Ajayi Tokunbo, Okudo Jerome
Department of Internal Medicine, Johns Hopkins University, 55 Cedar Lane, Columbia, MD 21044, USA.
School of Public Health, University of Texas, 1200 Pressler Street, Houston, TX 77030, USA.
Case Rep Med. 2016;2016:9621390. doi: 10.1155/2016/9621390. Epub 2016 Jun 6.
Insufficient clinical data from patients is a major cause of errors in medical diagnostics. In an attempt to make a diagnosis, initial clinical information provided to the physician may be overly relied on as the only information required in making diagnosis leading to anchoring. Failure to rely on differential diagnoses in spite of new signs and symptoms or rethinking of initial hypothesis may lead to fixation on a certain diagnosis, which may lead to significant morbidity and mortality. In the event that there is an anchoring heuristic, like in our patient, it is important to consider differential diagnoses; however, it is not wrong to rely on some form of anchor. We report a case of a 62-year-old male with a history of multiple medical conditions and a history of acetaminophen overdose who presented to the hospital with large amounts of coffee ground emesis. He was subsequently transferred to the liver transplant center on discovery that he was in fulminant hepatic failure and died two days later in spite of aggressive medical treatment.

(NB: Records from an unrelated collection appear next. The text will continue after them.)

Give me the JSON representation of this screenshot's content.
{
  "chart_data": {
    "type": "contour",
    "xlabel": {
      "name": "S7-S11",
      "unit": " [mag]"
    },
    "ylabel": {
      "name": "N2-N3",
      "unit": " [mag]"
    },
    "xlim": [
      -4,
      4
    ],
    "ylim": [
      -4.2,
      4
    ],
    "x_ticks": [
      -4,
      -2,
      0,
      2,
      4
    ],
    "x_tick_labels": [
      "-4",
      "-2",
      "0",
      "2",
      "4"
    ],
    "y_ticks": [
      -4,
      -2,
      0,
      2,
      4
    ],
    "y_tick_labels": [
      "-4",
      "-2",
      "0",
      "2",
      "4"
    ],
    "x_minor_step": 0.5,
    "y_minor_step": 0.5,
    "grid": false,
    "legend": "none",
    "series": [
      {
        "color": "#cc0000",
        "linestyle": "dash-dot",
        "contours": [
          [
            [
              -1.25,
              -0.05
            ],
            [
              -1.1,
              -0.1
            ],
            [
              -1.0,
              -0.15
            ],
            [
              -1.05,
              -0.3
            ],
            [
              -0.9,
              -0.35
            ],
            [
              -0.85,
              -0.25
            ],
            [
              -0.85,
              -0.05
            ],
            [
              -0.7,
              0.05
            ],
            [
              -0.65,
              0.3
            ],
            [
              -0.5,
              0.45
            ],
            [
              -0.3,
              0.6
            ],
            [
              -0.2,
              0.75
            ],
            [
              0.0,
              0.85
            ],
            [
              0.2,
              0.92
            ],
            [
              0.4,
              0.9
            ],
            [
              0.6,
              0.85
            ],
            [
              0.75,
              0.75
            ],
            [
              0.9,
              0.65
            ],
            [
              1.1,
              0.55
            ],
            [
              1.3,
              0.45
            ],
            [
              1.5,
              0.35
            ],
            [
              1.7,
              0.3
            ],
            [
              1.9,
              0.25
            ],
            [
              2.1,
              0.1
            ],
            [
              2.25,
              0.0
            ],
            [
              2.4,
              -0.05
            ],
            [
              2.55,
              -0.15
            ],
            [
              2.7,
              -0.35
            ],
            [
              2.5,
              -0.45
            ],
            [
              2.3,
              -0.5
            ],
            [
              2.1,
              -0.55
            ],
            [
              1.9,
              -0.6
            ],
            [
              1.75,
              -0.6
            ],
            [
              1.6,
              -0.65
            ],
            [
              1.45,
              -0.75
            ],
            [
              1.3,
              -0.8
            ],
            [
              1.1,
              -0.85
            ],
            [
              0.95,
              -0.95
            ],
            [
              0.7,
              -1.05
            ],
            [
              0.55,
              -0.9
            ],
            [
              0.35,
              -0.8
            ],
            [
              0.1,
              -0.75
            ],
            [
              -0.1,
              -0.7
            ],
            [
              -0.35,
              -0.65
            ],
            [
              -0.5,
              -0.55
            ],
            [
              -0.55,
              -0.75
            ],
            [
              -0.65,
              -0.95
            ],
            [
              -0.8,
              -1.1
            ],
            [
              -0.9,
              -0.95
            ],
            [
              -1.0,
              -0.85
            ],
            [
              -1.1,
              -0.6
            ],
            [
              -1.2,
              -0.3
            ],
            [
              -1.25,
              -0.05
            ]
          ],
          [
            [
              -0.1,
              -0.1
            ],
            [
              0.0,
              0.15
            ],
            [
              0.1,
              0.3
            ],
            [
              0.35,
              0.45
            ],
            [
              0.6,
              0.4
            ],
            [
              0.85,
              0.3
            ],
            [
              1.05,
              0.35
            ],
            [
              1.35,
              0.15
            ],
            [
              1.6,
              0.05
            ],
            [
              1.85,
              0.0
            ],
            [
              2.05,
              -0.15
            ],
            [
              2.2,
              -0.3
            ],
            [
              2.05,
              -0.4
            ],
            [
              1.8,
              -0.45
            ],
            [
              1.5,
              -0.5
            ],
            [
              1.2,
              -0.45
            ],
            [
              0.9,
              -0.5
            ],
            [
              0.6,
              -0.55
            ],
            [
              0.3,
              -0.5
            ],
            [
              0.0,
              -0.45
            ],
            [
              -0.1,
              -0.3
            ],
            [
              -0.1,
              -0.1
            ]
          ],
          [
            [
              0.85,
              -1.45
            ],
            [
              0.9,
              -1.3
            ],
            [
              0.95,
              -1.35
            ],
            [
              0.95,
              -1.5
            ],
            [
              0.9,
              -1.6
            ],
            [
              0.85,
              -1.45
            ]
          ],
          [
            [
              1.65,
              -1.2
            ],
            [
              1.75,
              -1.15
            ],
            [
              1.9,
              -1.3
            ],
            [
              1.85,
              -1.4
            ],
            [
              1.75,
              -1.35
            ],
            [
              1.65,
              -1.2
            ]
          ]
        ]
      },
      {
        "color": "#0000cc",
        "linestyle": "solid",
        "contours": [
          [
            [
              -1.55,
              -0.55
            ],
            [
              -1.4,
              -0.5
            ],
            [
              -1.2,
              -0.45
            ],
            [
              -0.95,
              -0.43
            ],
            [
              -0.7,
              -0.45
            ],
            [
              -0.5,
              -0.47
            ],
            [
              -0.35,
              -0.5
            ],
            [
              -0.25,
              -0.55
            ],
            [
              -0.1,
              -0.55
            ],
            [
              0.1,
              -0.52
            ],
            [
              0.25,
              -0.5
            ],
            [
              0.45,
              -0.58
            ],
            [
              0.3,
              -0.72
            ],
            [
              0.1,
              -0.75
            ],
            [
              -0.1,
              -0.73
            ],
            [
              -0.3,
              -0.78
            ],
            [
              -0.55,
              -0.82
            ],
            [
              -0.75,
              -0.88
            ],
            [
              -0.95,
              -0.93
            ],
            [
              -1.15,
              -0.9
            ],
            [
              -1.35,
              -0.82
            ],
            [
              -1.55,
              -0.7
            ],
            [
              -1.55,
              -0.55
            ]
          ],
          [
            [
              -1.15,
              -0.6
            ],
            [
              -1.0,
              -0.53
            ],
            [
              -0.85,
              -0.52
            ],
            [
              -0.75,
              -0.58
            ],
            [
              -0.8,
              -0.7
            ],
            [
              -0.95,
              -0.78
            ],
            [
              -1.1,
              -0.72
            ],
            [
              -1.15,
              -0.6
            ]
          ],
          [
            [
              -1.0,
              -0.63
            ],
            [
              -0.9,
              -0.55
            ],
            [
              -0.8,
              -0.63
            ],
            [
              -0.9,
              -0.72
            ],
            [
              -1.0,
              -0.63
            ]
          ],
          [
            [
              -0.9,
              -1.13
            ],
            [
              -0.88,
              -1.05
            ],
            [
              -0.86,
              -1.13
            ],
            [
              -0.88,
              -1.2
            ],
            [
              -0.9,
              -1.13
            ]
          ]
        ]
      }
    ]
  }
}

患者临床数据不足是医学诊断错误的主要原因。在进行诊断时,提供给医生的初始临床信息可能会被过度依赖,作为诊断所需的唯一信息,从而导致锚定效应。尽管出现了新的体征和症状,却未能依赖鉴别诊断或重新思考初始假设,可能会导致对某一特定诊断的执着,这可能会导致严重的发病率和死亡率。如果存在锚定启发式思维,就像我们的患者那样,考虑鉴别诊断很重要;然而,依赖某种形式的锚定也并非错误。我们报告一例62岁男性病例,该患者有多种病史,曾过量服用对乙酰氨基酚,因大量咖啡渣样呕吐物入院。随后发现他处于暴发性肝衰竭,尽管进行了积极的药物治疗,但两天后仍死亡,随后被转至肝移植中心。